Now that you have the reader-write lock, we can proceed to handle the scenario of hash table resize. In particular, we can think of the hash table resize operation as an "exclusive" activity: if a hash table resize is ongoing, no other threads can perform any other other hash table operations, such as lookups, inserts, and resize. On the other hands, hash table lookups and inserts can be viewed as "shared" activities: multiple hash table lookups and inserts can occur at the same time (provided that you have already locked properly in step 1) in the absence of resize.
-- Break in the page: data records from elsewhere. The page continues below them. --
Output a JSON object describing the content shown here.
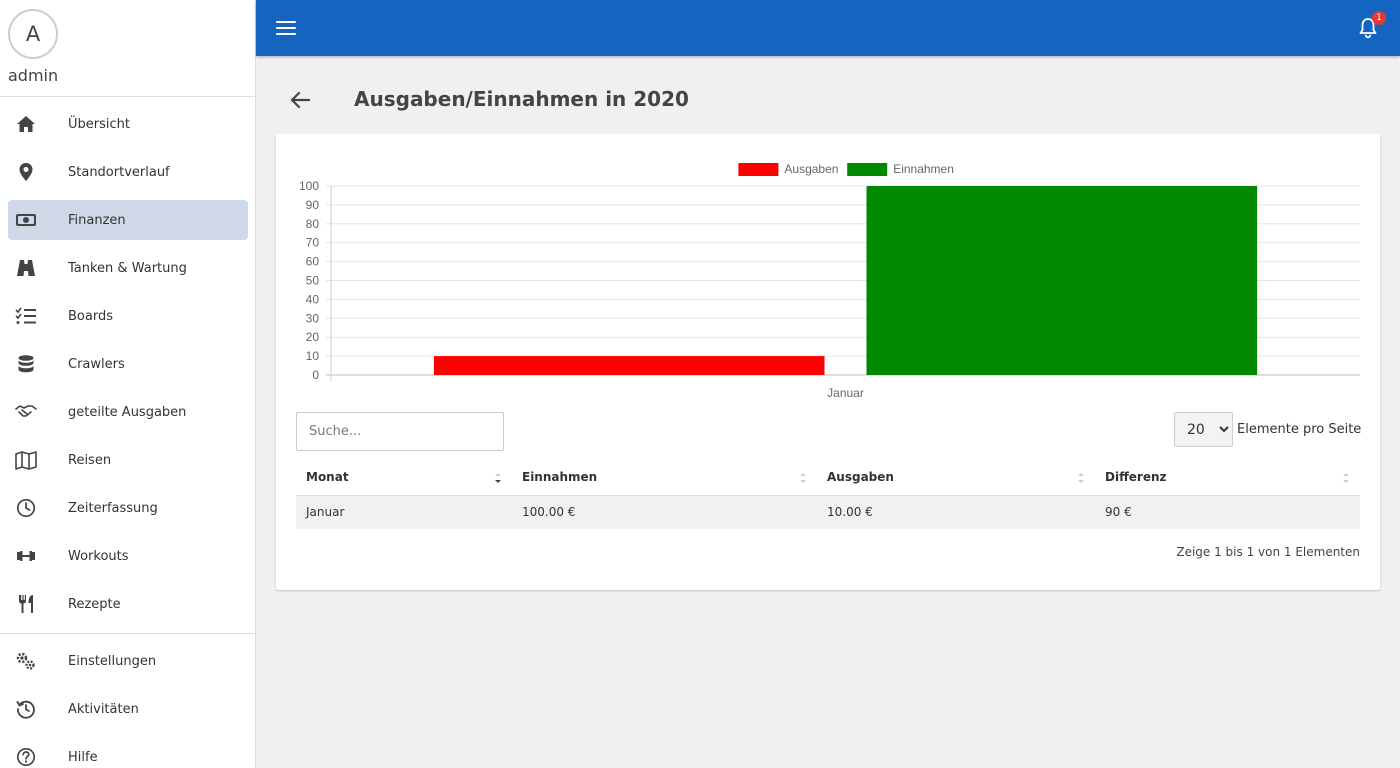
{
  "user": {
    "avatar_letter": "A",
    "name": "admin"
  },
  "nav": {
    "main": [
      {
        "label": "Übersicht",
        "icon": "home-icon"
      },
      {
        "label": "Standortverlauf",
        "icon": "map-pin-icon"
      },
      {
        "label": "Finanzen",
        "icon": "money-icon",
        "active": true
      },
      {
        "label": "Tanken & Wartung",
        "icon": "car-icon"
      },
      {
        "label": "Boards",
        "icon": "checklist-icon"
      },
      {
        "label": "Crawlers",
        "icon": "database-icon"
      },
      {
        "label": "geteilte Ausgaben",
        "icon": "handshake-icon"
      },
      {
        "label": "Reisen",
        "icon": "map-icon"
      },
      {
        "label": "Zeiterfassung",
        "icon": "clock-icon"
      },
      {
        "label": "Workouts",
        "icon": "dumbbell-icon"
      },
      {
        "label": "Rezepte",
        "icon": "utensils-icon"
      }
    ],
    "secondary": [
      {
        "label": "Einstellungen",
        "icon": "gears-icon"
      },
      {
        "label": "Aktivitäten",
        "icon": "history-icon"
      },
      {
        "label": "Hilfe",
        "icon": "help-icon"
      }
    ]
  },
  "topbar": {
    "notification_count": "1",
    "accent": "#1565c0"
  },
  "page": {
    "title": "Ausgaben/Einnahmen in 2020"
  },
  "chart_data": {
    "type": "bar",
    "categories": [
      "Januar"
    ],
    "series": [
      {
        "name": "Ausgaben",
        "values": [
          10
        ],
        "color": "#ff0000"
      },
      {
        "name": "Einnahmen",
        "values": [
          100
        ],
        "color": "#008800"
      }
    ],
    "ylim": [
      0,
      100
    ],
    "yticks": [
      0,
      10,
      20,
      30,
      40,
      50,
      60,
      70,
      80,
      90,
      100
    ],
    "legend": "top",
    "grid": true
  },
  "controls": {
    "search_placeholder": "Suche...",
    "per_page_options": [
      "20"
    ],
    "per_page_selected": "20",
    "per_page_label": "Elemente pro Seite"
  },
  "table": {
    "columns": [
      "Monat",
      "Einnahmen",
      "Ausgaben",
      "Differenz"
    ],
    "rows": [
      [
        "Januar",
        "100.00 €",
        "10.00 €",
        "90 €"
      ]
    ],
    "info": "Zeige 1 bis 1 von 1 Elementen"
  }
}
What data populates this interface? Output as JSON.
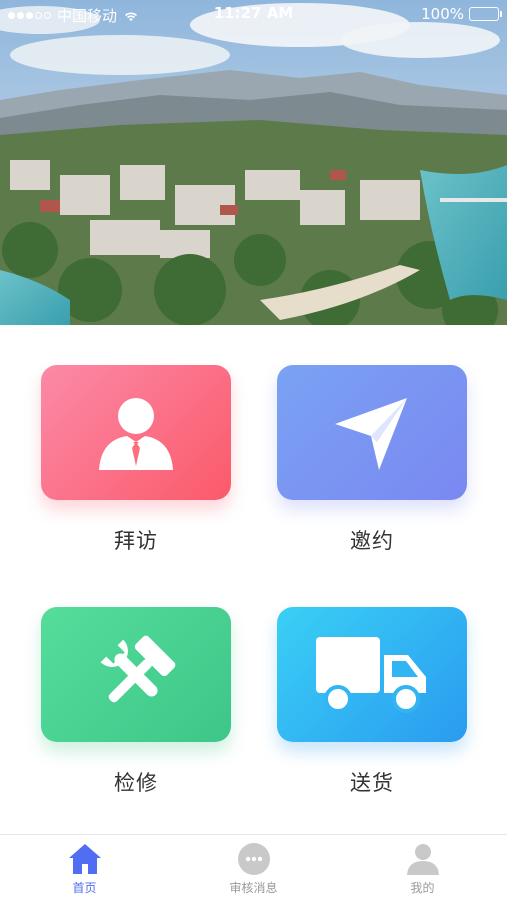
{
  "status_bar": {
    "carrier": "中国移动",
    "time": "11:27 AM",
    "battery": "100%"
  },
  "hero": {
    "image": "city-river-landscape-photo"
  },
  "grid": [
    {
      "label": "拜访",
      "icon": "visitor-icon"
    },
    {
      "label": "邀约",
      "icon": "paper-plane-icon"
    },
    {
      "label": "检修",
      "icon": "wrench-hammer-icon"
    },
    {
      "label": "送货",
      "icon": "delivery-truck-icon"
    }
  ],
  "colors": {
    "visit": "#fb6f7f",
    "invite": "#7a94f3",
    "repair": "#48d191",
    "deliver": "#33b5f3",
    "tab_active": "#4f6ef2",
    "tab_inactive": "#9a9a9a"
  },
  "tabbar": {
    "tabs": [
      {
        "label": "首页",
        "icon": "home-icon",
        "active": true
      },
      {
        "label": "审核消息",
        "icon": "chat-icon",
        "active": false
      },
      {
        "label": "我的",
        "icon": "user-icon",
        "active": false
      }
    ]
  }
}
Use your reader-writer lock in htable.{cc,h} to deal with resize. When you are done, test using ./tester -t resize. An example of a successful run is as follows:

Initialized hash table of size 10007
Spawned 4 threads, each to insert 500000 tuples
All 4 threads finished. Throughput is 2.007357 inserts/sec
Spawned 4 threads, each to insert or lookup 500000 tuples
All 4 threads finished. Throughput is 1.923626 lookups/sec
--- RESIZE TEST PASSED (final htable size 1282529) 

Run all tests

To run all tests together, type ./test -t all. Make sure you run the tests many times as concurrency bugs are non-deterministic and may show up rarely.

Handin Procedure

To handin your files, simply commit and push them to github.com
$ git commit -am "Finish lab5"
$ git push origin 
We will fetching your lab files from Github.com at the specified deadline and grade them.